So You Don’t Want to Be a Solicitor?
Following my last post on making the most of your University experience, you have managed to settle down and in no time you will be getting bombarded with information about several law firms. Day after day, there’s a law firm on campus holding a campus skills session or a networking event. If you’re like me, an eager fresher, you may find yourself looking forward to these sessions. In fact, this is very good because you are making the most of the opportunities available to you. The question is what if somehow, deep down, the thought of a career as a solicitor does not appeal to you? The answer is to read on and find out.
If you are considering a career as a barrister, my first advice is that you should hold on to this aspiration and at the same time expose yourself to not just a job of a barrister, but also that of a solicitor.

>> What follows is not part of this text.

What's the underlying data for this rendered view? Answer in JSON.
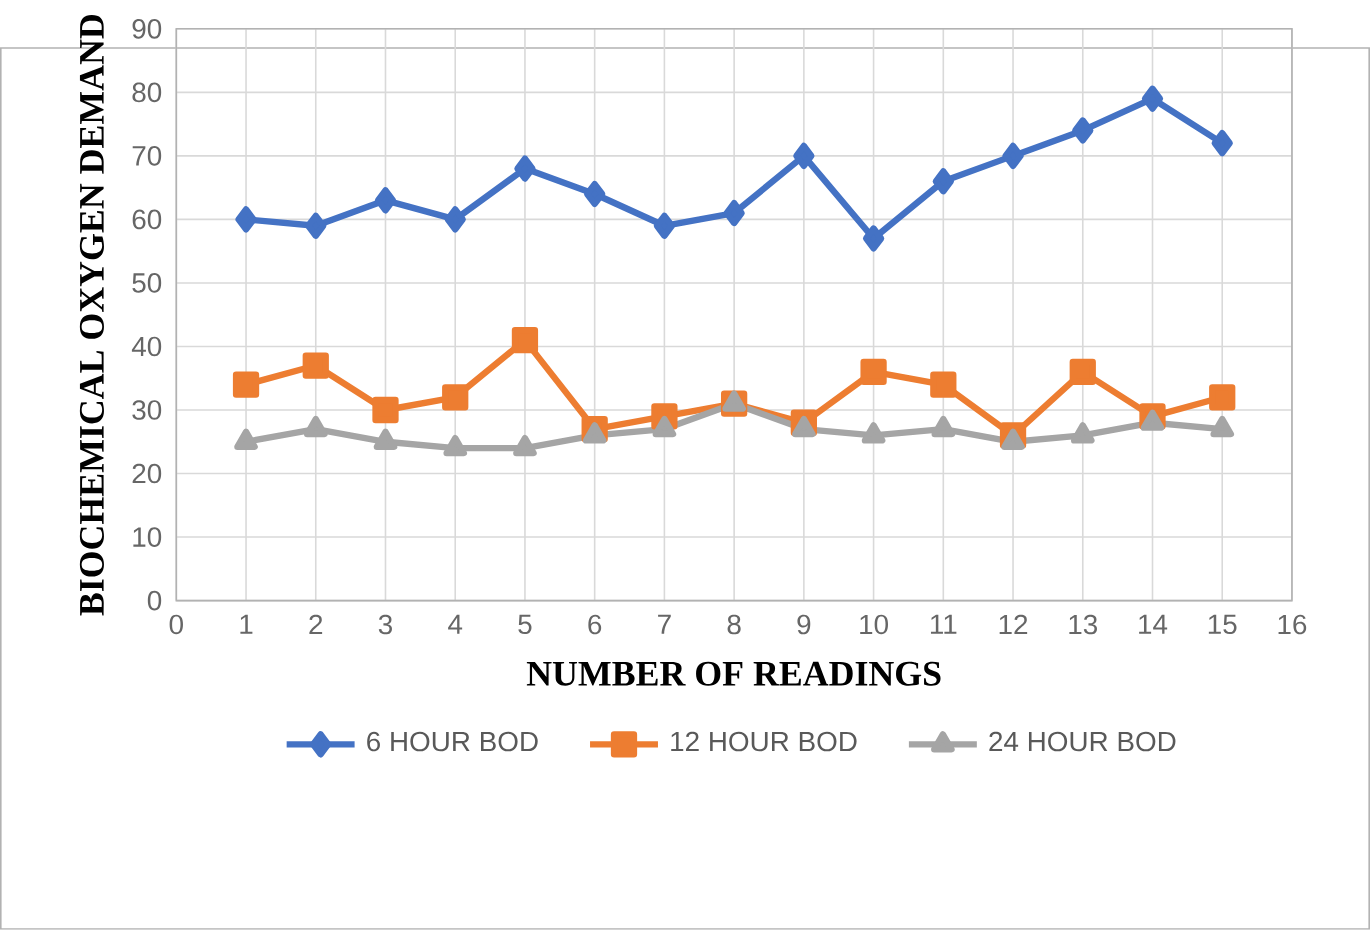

In other words, do not limit yourself to one career path when you have not yet tested the waters. In relation to the aspiration, hold on to it because in the first weeks there will be countless firms visiting your campus for the same reason (to attract you to their firms) which might make you begin to wonder if you have made the right decision to become a barrister. It is unfortunate that there will always be more representatives of law firms visiting your campus compared to barristers. This is because barristers are self-employed and they will most probably be in court or will be working on their case with no one to send off. Therefore, it is best to get involved with your university’s Bar society.
Look for the Bar club or society and attend whatever events they may be holding. Most times a few barristers would be invited to the university to provide advice and have a chat with students. Make sure you’re one of those students. Basically, immerse yourself in many activities that the society offers. It is important to remember that while there are many opportunities available to students interested in becoming solicitors, the same cannot be said for those passionate about a career in the Bar. This means that you should jump on whichever opportunity comes your way.

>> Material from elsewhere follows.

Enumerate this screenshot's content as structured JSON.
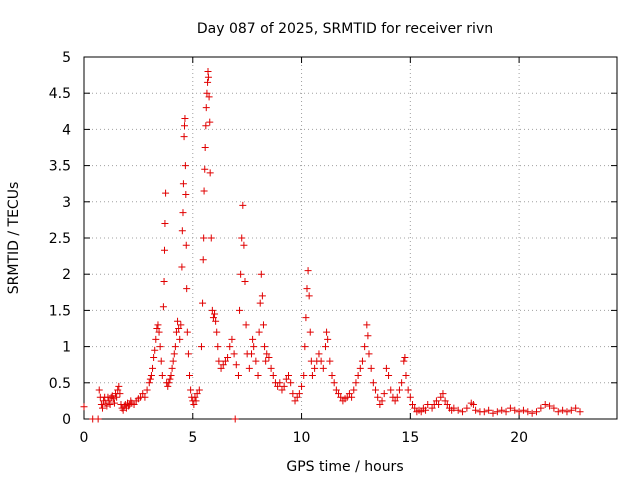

Having mentioned this, there are other things you could do by yourself to help you reaffirm your decision. Firstly, you should visit a court as it is the easiest and most beneficial way to experience a career as a barrister. Sometimes, your Bar society may organise trips to courts, too. Otherwise, find out where the court is, write an email to confirm that you can attend, then make your way to the court. This would give you a first-hand impression of what you would be doing almost daily as a barrister.
Secondly, make sure to participate in relevant competitions like mooting, debating, mock trials and negotiations. Such competitions can help you develop the necessary skills and will also give you a taste of the profession. With regards to applications, there are some activities that you can apply for, such as marshalling and mini-pupillages. These are not readily available to first years, but it is not uncommon for freshers to have done them. Start with internal contacts that could connect you with the barristers and then try to make strong applications to chambers and courts. However, do not beat yourself up if you’re unsuccessful. As aforementioned, places are limited and are more available to students in their second and third year.

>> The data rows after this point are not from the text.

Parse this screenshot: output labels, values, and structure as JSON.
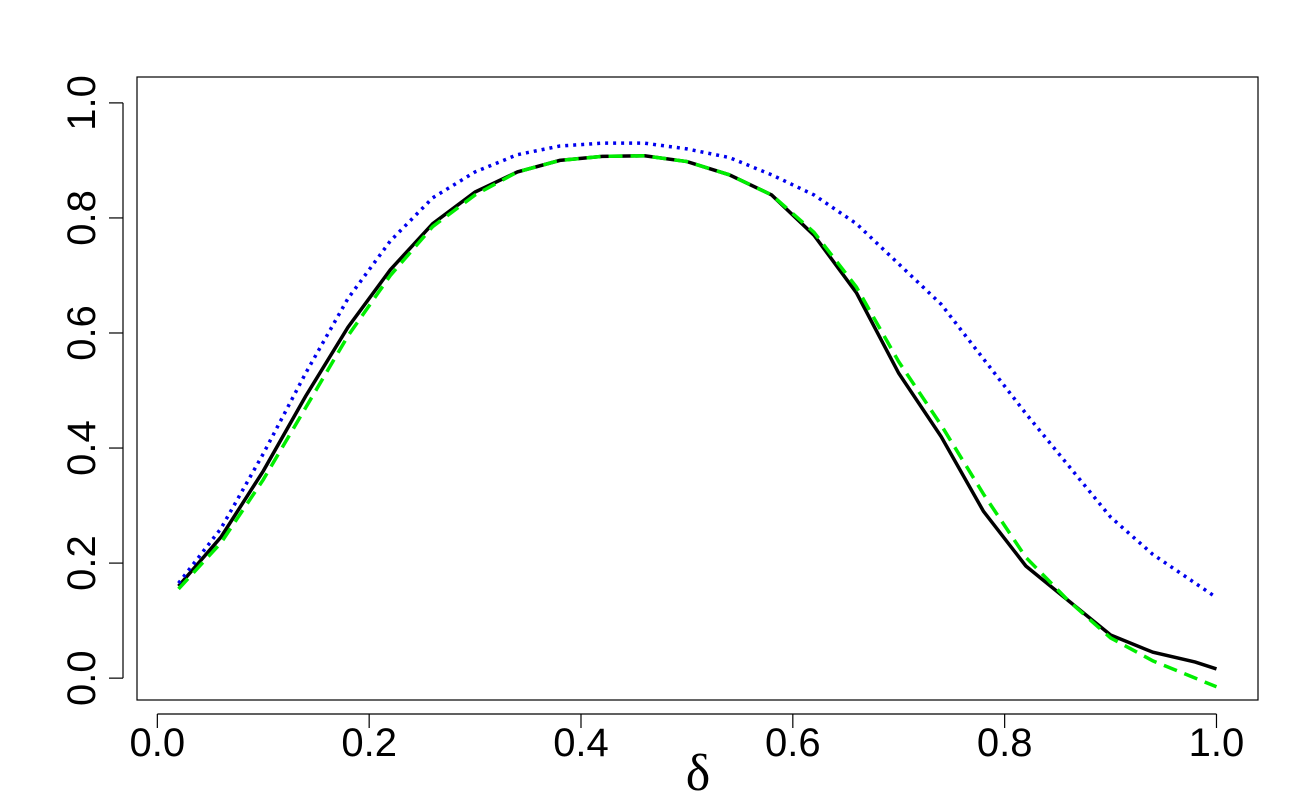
{
  "chart_data": {
    "type": "line",
    "x_label": "δ",
    "x": [
      0.02,
      0.06,
      0.1,
      0.14,
      0.18,
      0.22,
      0.26,
      0.3,
      0.34,
      0.38,
      0.42,
      0.46,
      0.5,
      0.54,
      0.58,
      0.62,
      0.66,
      0.7,
      0.74,
      0.78,
      0.82,
      0.86,
      0.9,
      0.94,
      0.98,
      1.0
    ],
    "series": [
      {
        "color": "#000000",
        "linestyle": "solid",
        "values": [
          0.16,
          0.245,
          0.36,
          0.49,
          0.61,
          0.71,
          0.79,
          0.845,
          0.88,
          0.9,
          0.907,
          0.908,
          0.898,
          0.875,
          0.84,
          0.77,
          0.67,
          0.53,
          0.42,
          0.29,
          0.195,
          0.135,
          0.075,
          0.045,
          0.028,
          0.016
        ]
      },
      {
        "color": "#00ee00",
        "linestyle": "dashed",
        "values": [
          0.155,
          0.235,
          0.345,
          0.47,
          0.595,
          0.7,
          0.785,
          0.84,
          0.88,
          0.9,
          0.907,
          0.908,
          0.898,
          0.875,
          0.84,
          0.775,
          0.68,
          0.55,
          0.44,
          0.32,
          0.21,
          0.135,
          0.07,
          0.03,
          0.0,
          -0.015
        ]
      },
      {
        "color": "#0000ee",
        "linestyle": "dotted",
        "values": [
          0.165,
          0.26,
          0.39,
          0.53,
          0.66,
          0.76,
          0.835,
          0.88,
          0.91,
          0.925,
          0.93,
          0.93,
          0.92,
          0.905,
          0.875,
          0.84,
          0.79,
          0.72,
          0.65,
          0.555,
          0.46,
          0.37,
          0.28,
          0.215,
          0.165,
          0.14
        ]
      }
    ],
    "xlim": [
      -0.0192,
      1.0392
    ],
    "ylim": [
      -0.038,
      1.045
    ],
    "xticks": [
      {
        "value": 0,
        "label": "0.0"
      },
      {
        "value": 0.2,
        "label": "0.2"
      },
      {
        "value": 0.4,
        "label": "0.4"
      },
      {
        "value": 0.6,
        "label": "0.6"
      },
      {
        "value": 0.8,
        "label": "0.8"
      },
      {
        "value": 1,
        "label": "1.0"
      }
    ],
    "yticks": [
      {
        "value": 0,
        "label": "0.0"
      },
      {
        "value": 0.2,
        "label": "0.2"
      },
      {
        "value": 0.4,
        "label": "0.4"
      },
      {
        "value": 0.6,
        "label": "0.6"
      },
      {
        "value": 0.8,
        "label": "0.8"
      },
      {
        "value": 1,
        "label": "1.0"
      }
    ],
    "grid": false
  }
}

As for the other part of my advice about not forgetting to expose yourself to the work of a solicitor, even if you think you are certain about becoming a barrister, it is still highly advisable that you gain experiences within the law firm’s environment. Besides, for the ‘why do you want to be a barrister’ question for mini-pupillages and pupillages, you can comment on how you have gained work experience at a law firm and decided that it was not something you saw yourself doing. Such responses are much more reasonable. Allow yourself to make an educated choice about which path to follow, experience both areas and then decide which one you see yourself doing every day. Speaking from my personal experience, I was going through practice areas within law firms and discovered Dispute Resolution and Litigation. It is not exactly the same as a career as a barrister but there is a substantial amount of advocacy involved. Also, if you want to be a solicitor, but are more of a practical and active problem solver, you may want to consider this. Overall, do not limit yourself without having a taste of what you might end up loving.
Regarding the academic aspect of the job, simply put, aim to achieve at least a strong 2.1. If you want to practise as a commercial barrister, then achieving a first is almost inevitably necessary. Barristers are self-employed and they work extremely hard. You will also need to work hard to achieve a very good grade, because the academic requirements for barristers are higher compared to aspiring solicitors.
Finally, the financial part of the decision. You might already know this but if you don’t, there is no doubt that solicitors earn relatively more than barristers, and realistically, there is more job security for the former. However, this should not put you off. The barristers I have met love their job because as they are self-employed, they get to dictate their life. Does that appeal to you? Do you fancy an independent profession where you are your own boss? If yes, then go for it. This job also appeals to people who consider themselves to be a people’s person, therefore it is self-rewarding on its own. If you are one of those individuals who are more interested in helping people than getting substantially rewarded, this could be the job for you.
Hopefully, after gaining experiences within both fields you will be able to make up your mind on which career path to follow. For more information, you may want to visit Chambers Student. It details everything you need to know about a career as a barrister and provides a useful background for this article. Remember, hold on to your aspiration and good luck!